If you're a Windows developer using the various AWS services, you use the appropriate package.

Where does having to know Linux come in if you're not developing on Linux?


> Where does having to know Linux come in if you're not developing on Linux?

If the job you're applying for indicates they're not using Linux, then it has nothing to do with it. If a company indicates the generic "cloud", in lieu of further constraining criteria, it's reasonable for them to assume the bulk use case (EC2 was the 2nd service launched on AWS, and there are millions of EC2 instances running; it's hardly a dying platform)


Check out the top links on Indeed for AWS. How many of them have Linux as a requirement as opposed to knowing the different AWS technologies?

I never said that EC2 instances were obsolete, but as a "cloud architect", companies aren't bringing you in for what you can do within an EC2 instance besides probably bootstrapping it using start up scripts. That's what the developers are for.

There are plenty of all Windows shops using AWS as far as development. Even if you came in as an "Cloud consultant" to a shop that was doing everything on prem running Linux, they have Linux expertise in house, what they don't have is cloud expertise.
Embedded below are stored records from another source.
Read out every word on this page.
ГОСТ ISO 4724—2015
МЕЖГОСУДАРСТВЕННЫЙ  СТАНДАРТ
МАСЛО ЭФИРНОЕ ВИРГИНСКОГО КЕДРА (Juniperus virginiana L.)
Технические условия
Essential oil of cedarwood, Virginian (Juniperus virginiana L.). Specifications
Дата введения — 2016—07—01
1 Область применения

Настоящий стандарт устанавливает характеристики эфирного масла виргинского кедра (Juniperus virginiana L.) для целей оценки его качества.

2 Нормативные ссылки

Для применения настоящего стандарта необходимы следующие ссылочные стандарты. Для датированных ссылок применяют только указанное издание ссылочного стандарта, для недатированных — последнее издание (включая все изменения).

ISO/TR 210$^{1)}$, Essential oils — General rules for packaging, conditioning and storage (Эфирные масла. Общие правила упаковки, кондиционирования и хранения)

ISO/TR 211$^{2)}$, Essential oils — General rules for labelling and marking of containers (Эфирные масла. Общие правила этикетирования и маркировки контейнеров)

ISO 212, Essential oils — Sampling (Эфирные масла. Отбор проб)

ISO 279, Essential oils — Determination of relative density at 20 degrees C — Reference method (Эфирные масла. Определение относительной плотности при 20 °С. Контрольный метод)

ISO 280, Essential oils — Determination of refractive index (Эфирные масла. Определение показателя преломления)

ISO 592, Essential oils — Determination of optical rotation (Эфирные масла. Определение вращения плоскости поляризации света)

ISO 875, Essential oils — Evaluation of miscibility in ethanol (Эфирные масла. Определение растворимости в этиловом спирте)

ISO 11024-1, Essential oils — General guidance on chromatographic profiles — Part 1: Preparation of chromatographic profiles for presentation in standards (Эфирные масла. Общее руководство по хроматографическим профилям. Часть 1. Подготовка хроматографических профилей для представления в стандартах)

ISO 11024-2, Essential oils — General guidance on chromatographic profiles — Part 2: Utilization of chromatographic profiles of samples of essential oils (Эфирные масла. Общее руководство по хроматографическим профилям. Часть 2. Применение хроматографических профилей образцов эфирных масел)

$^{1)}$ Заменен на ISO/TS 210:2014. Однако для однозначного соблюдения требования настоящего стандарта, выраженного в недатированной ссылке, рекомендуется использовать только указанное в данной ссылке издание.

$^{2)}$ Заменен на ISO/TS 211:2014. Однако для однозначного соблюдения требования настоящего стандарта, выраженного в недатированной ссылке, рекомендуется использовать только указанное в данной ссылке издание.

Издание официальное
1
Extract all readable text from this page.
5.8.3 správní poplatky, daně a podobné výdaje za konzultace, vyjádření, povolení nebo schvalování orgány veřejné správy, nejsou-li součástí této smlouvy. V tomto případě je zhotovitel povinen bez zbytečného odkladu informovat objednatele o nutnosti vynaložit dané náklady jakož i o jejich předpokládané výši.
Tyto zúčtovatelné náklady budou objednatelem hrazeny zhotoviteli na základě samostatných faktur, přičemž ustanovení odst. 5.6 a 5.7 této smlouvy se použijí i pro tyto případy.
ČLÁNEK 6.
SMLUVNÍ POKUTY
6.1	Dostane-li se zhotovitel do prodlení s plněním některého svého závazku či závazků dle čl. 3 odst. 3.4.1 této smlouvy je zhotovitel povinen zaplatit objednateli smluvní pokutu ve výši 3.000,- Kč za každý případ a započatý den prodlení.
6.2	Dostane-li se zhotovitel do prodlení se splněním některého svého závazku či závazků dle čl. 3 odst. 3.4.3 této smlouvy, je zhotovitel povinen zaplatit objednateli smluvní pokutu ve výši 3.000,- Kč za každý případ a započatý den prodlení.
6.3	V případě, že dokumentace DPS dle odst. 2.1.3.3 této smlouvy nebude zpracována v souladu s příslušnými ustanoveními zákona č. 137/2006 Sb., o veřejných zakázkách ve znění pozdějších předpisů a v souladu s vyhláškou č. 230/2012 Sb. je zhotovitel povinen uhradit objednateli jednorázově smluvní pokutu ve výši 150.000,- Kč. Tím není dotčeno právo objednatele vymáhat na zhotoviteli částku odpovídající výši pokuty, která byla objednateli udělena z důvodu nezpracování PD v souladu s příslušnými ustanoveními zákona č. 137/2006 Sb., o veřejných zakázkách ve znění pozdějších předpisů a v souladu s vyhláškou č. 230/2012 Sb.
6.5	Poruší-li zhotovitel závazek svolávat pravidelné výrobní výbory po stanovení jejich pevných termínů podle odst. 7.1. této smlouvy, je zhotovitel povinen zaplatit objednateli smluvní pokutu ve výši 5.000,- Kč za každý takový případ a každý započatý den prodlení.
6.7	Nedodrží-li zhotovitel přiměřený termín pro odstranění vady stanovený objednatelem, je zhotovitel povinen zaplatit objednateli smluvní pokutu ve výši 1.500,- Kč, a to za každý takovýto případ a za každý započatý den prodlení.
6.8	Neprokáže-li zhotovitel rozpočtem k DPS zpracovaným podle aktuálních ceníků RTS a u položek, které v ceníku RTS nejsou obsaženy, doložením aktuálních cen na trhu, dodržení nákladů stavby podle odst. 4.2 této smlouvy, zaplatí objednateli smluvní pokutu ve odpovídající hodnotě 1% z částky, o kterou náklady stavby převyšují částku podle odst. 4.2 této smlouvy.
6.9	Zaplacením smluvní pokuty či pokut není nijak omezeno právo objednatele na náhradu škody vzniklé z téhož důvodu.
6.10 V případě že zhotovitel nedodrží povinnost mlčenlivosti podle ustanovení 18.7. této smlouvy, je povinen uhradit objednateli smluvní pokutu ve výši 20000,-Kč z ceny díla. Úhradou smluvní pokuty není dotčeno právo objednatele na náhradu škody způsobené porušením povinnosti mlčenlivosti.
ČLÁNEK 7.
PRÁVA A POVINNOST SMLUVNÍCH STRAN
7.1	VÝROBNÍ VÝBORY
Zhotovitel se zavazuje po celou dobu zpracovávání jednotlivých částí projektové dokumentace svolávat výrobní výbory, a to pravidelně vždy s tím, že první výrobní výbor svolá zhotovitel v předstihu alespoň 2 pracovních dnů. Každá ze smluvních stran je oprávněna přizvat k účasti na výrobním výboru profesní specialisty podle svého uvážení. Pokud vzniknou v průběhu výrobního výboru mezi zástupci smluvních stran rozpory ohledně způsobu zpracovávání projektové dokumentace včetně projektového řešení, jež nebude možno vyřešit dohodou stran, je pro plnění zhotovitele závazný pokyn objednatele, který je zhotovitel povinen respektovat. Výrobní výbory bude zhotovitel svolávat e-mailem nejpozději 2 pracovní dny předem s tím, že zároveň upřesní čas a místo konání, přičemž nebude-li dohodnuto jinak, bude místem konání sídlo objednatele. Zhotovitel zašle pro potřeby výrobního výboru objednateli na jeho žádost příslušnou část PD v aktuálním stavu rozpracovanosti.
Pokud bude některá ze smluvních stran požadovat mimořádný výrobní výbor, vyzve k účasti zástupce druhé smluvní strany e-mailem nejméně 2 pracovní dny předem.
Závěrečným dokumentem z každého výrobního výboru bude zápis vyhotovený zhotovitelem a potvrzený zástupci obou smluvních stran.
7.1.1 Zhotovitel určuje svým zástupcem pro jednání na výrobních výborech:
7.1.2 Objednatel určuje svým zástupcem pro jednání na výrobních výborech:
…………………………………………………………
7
Even if you have never touched a Linux computer in your life, you could still tell them how to develop using AWS technologies. All of the supported language SDKs work the same regardless of platfitndc.


Mandarin? That seems pretty random. I mean, I can speak and read it, but I have never put that on a resume for a programming job. It's just not all that relevant.



Such large swings in basic things like "Mandarin" make me doubt the quality of the data.